One day, when I had been visiting Abraham’s cave, I forgot to take the scarf off. Walking back through the park, I almost immediately felt that something was different. I passed two beautiful young women in scarves, walking arm-in-arm and laughing about something. When I looked at them, they looked right back into my face and met my eyes, still smiling, as if we were all in the presence of a great joke. I realized that no young women had met my eyes or smiled at me in Urfa till then. As I walked on, I felt a rising sense of freedom, as if for the first time I could look wherever I wanted and not risk receiving a hostile glance. So I kept the scarf on. And then I went back into the city.

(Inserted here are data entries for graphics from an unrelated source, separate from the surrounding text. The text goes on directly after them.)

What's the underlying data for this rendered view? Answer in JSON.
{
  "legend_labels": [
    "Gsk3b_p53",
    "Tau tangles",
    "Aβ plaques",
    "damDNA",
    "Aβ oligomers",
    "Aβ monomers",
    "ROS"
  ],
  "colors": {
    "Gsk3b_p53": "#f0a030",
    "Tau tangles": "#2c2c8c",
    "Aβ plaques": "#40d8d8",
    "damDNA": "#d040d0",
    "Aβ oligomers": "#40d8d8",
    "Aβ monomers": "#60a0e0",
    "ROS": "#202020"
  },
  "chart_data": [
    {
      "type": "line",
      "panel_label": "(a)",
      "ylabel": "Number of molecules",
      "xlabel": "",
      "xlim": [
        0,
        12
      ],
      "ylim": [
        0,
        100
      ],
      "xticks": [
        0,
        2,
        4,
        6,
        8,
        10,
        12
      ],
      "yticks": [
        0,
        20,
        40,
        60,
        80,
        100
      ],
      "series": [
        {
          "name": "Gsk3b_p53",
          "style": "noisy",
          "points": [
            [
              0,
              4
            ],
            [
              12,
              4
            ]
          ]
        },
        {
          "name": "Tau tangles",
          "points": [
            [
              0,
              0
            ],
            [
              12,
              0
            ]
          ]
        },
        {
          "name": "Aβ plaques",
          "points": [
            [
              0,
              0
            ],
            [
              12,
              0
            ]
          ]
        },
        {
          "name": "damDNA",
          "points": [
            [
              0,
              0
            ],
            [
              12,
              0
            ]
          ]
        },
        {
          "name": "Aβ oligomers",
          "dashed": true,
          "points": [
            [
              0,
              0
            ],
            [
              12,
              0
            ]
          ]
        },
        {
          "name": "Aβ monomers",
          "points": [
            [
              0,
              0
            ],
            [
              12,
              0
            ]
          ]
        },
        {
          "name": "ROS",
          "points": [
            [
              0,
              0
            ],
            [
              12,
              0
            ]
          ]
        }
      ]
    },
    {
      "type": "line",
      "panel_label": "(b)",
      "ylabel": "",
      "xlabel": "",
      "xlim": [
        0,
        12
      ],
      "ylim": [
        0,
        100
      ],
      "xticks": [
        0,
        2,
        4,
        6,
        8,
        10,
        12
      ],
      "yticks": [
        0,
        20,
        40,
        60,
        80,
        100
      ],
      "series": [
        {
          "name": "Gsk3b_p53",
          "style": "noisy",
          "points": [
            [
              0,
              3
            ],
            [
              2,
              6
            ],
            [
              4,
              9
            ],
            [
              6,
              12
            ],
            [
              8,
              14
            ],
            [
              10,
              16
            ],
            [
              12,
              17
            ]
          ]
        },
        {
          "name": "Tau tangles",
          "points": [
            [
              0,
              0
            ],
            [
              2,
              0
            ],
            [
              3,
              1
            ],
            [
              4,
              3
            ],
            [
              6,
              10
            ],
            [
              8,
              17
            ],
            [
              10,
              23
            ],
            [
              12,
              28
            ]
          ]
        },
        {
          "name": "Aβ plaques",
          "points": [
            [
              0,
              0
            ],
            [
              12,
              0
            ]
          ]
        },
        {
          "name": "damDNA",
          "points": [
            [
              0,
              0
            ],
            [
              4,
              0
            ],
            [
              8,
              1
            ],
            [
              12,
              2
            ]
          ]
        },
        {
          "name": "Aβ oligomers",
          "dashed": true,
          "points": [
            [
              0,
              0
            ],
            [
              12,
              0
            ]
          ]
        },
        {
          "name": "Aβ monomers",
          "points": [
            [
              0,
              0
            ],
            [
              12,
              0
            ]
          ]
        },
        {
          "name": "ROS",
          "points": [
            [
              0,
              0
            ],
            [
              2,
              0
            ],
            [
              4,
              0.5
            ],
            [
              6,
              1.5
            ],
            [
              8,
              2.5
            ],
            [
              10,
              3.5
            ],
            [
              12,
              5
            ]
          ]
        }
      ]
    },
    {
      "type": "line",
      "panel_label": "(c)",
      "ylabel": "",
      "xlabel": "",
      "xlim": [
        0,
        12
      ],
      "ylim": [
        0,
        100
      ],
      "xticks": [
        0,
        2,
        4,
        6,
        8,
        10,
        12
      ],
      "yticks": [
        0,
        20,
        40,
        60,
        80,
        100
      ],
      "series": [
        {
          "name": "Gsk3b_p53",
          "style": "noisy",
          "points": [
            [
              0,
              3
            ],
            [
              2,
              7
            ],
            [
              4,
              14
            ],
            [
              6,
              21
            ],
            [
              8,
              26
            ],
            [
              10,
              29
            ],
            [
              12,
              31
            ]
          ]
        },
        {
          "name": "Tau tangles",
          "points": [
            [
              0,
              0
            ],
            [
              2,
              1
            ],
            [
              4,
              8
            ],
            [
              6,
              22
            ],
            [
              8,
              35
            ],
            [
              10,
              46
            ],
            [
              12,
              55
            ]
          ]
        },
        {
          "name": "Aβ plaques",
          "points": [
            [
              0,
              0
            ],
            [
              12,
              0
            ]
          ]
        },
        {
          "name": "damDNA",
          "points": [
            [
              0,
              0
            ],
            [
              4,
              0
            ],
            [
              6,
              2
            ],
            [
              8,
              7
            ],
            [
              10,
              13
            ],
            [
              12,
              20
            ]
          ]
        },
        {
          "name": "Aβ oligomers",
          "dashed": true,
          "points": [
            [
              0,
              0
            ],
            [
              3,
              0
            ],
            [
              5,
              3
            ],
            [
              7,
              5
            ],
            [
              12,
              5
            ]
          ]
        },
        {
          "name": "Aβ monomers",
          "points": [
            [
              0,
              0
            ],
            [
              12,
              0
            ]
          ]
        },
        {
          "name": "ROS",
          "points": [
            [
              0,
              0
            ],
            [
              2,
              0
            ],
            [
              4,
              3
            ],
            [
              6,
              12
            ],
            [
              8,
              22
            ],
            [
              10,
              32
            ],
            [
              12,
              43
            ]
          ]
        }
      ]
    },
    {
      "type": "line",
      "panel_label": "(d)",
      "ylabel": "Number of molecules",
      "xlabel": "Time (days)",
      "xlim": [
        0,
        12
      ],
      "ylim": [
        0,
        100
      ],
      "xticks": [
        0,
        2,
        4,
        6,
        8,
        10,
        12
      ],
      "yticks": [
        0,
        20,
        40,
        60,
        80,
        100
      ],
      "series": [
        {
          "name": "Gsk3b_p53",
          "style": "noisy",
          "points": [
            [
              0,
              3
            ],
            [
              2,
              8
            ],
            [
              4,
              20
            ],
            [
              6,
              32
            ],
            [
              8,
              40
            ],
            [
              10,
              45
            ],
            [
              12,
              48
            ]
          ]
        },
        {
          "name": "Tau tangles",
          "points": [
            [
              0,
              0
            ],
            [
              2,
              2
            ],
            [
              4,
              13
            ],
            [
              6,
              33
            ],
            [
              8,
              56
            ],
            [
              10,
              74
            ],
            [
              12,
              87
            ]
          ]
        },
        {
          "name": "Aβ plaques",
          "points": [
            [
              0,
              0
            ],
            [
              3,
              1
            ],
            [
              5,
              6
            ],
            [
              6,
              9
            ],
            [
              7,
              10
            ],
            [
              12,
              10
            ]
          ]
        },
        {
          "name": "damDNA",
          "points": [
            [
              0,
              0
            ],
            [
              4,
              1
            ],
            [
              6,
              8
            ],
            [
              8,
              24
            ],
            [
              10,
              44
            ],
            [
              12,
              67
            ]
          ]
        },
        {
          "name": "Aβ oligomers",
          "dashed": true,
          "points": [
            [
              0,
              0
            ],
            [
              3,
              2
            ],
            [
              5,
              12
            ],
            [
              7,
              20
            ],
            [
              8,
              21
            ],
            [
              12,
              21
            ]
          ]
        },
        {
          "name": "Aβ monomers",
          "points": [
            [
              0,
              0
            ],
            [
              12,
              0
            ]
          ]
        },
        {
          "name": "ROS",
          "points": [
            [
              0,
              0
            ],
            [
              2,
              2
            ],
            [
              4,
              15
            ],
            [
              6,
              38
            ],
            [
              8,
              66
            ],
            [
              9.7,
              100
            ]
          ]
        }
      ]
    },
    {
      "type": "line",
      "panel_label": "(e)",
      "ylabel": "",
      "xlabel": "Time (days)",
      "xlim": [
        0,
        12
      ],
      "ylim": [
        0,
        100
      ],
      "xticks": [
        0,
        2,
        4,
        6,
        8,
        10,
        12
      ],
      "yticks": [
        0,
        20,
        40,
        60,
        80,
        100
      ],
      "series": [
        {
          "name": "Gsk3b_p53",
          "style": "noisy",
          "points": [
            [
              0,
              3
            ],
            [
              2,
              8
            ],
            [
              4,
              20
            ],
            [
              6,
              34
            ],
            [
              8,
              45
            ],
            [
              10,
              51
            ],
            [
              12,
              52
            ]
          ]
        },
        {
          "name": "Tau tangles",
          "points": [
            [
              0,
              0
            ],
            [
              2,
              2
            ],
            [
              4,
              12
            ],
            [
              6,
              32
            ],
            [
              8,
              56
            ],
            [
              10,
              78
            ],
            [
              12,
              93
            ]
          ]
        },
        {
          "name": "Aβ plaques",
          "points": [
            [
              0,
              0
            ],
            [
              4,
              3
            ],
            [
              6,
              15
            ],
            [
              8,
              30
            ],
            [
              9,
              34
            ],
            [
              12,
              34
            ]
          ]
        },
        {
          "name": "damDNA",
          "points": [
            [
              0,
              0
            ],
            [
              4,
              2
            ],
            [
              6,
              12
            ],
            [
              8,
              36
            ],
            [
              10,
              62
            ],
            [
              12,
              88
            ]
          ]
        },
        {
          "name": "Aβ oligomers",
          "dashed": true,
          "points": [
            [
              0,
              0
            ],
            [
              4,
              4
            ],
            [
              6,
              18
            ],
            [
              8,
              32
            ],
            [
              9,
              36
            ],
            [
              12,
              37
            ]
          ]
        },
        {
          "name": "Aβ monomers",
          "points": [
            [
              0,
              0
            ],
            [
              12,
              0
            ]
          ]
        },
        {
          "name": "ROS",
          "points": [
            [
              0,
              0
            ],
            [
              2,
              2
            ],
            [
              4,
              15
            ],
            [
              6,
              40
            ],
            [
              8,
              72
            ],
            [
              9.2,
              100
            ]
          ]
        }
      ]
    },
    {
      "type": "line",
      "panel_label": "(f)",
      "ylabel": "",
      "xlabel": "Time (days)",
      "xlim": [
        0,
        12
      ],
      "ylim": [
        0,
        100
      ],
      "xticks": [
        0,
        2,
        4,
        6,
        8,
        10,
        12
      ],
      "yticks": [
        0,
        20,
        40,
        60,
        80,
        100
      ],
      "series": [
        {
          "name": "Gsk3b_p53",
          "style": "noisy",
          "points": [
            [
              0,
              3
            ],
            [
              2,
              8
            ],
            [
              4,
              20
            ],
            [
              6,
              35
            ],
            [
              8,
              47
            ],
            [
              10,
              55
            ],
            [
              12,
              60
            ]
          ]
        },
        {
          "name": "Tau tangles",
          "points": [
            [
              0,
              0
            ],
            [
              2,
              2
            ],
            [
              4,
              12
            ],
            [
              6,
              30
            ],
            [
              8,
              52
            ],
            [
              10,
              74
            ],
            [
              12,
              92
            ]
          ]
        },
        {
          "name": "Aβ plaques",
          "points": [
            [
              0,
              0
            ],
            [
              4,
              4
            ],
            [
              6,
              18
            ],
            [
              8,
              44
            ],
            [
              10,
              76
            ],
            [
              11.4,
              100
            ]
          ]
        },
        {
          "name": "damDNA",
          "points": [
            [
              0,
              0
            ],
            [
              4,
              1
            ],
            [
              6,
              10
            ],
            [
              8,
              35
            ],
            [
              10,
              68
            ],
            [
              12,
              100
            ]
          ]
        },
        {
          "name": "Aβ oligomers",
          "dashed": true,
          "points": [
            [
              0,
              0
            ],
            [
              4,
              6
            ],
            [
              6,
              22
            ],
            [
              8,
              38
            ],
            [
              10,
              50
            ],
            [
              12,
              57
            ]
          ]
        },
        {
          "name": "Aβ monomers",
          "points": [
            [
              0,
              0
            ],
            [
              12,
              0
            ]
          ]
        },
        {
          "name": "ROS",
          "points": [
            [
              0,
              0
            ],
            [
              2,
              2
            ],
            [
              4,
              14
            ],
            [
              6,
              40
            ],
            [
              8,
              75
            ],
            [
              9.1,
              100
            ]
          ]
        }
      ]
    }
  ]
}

This isn’t a scientific study; I didn’t try it multiple times, or measure anything. All I have is my subjective impression, which is this: walking through the city with a head scarf was a completely different experience. People were so much nicer. Nobody looked away when I approached. I felt less jostled; men seemed to step aside, to give me more room. When I went into a store, a man held the door for me, and I realized that it was the first time anyone had reached a door before me without going in first and letting it shut in my face. Most incredibly, when I got to a bus stop shortly after the bus had pulled away, the departing vehicle stopped in the middle of the street, the door opened, and a man reached out his hand to help me in, calling me “sister.” It felt amazing. To feel so welcomed and accepted and safe, to be able to look into someone’s face and smile, and have the smile returned — it was a wonderful gift.

This is how culture works. And we are all its agents, gently steering people into doing things the right way.

The quoted passages are from Batuman’s article “Cover Story” in The New Yorker, Feb. 8 and 15, 2016.